For someone so young and having faced so much hardship and struggle in his life, UJ alumnus Xolani Mzileni is nothing short of exemplary, a shining example of courage and leadership in the face of adversity.
Xolani, 29, graduated from UJ in 2018 with a BTech (Hons) degree in Quality Management, being awarded the Engineering Faculty’s top student. The following year he began his amazing US journey. Xolani is currently studying at the Illinois Institute of Technology.
He was a USA Student Exchange at Appalachian State University in 2019, and currently, he’s doing a full-time Master’s in Public Policy and Administration at the Institute of Technology in Illinois, to be his home for the next few years before returning to South Africa to share his knowledge and skills.
“UJ paved the way for me and created so many opportunities, including the opportunity to participate in organisations like the Golden Key International Honour Society (where Xolani served as co-vice president in 2020), the Engineering Council of SA, and the Industrial Engineering and Operations Management International Society (where he was president in 2020),” he says. Furthermore, one of his crowning achievements was as the Marketing Director of the Engineering Council of South Africa NGO in 2021.

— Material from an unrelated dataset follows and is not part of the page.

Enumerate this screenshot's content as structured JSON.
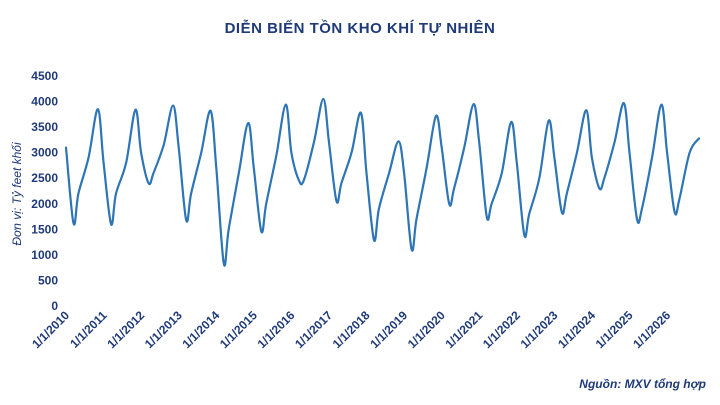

Early life and overcoming obstacles
But there were years of terrible uncertainty and anxiety along the way. Born in Katlehong, Johannesburg, Xolani grew up in a community that had no essential services such as running water, healthcare facilities, and housing. He failed Grade 11, repeating it in 2011. “At one point, I was told it was the end, but I just prayed about it and moved on,” he recalls.
After completing his matric, Xolani couldn’t go on to college or university. “I was forced to take a gap year in 2014 because I had a problem with my ID document, and I had to work on informal construction for long hours with a daily rate of R80 ($5.50).
Nonetheless, he and two friends in matric started a programme called Life Sciences Movement, to teach life sciences and geography to high school students struggling with these subjects. “We grew from two students to over 250 students in more than 10 high schools around Katlehong,” he says.
UJ’s impact on Xolani’s life
Xolani then applied and got admitted to study for a Diploma in Management Services at UJ. In his second year, he hit another snag. “I had no funding, but giving up was not an option. I decided to do whatever it took to continue with my studies; I slept on the floor in the lecture halls for three months with no food, blankets, clothing, or money to look after myself. I would go to Gift of Givers (GOG) where I received free breakfast and lunch.”
He would wake up at 5 am every morning and wash in a basin inside the toilet facility, with cold water and tissue paper. Despite this, in 2015, Xolani was awarded UJ’s first-year top achiever award, and for his 2016 first semester, he got no less than 80% for all his modules, passing with an average of over 85%.
In 2016-2017, he became a member of the UJenius Club, which recognises the top 1% of UJ’s students, appeared on the Faculty of Engineering and the Built Environment Dean’s honours list, and was awarded the best student in the faculty.
In 2018, the year he graduated (with distinction), he was named by Golden Key International Honour Society as one of the top 15% of students at UJ, based on his outstanding academic performance, and also best tutor of first years at UJ.
But again he had to halt his education plans, due to lack of finance and because his father was dying. “I went back home to look for employment and find ways to be productive. And my father was sick. Being the eldest son, I had to step up and provide for my family. It was very hard when he passed away,” he says.
During this time, Xolani did an internship and got a job at Epiroc SA mining company, but he was intent on furthering his education, so in 2020 he started applying for scholarships and to study at universities abroad. He says he received invaluable guidance from education advisor and immigration specialist, Claire Powell, at this time.
In 2021, he was a finalist in the EducationUSA Opportunity Funds Program, and was also announced as one of the Top 100 most employable students in South Africa in the DHL GradStar Awards.
Fast forward to 2023, and already Xolani has made an impression in the US job market. “I’ve received numerous offers from US government. These are opportunities to gain work experience. Then I will return home and implement what I’ve learned, and invest in my NPO, South African Renewers of Hope. I hope to continue collaborating with UJ, to expose more young people to opportunities, both back home and abroad,” he says.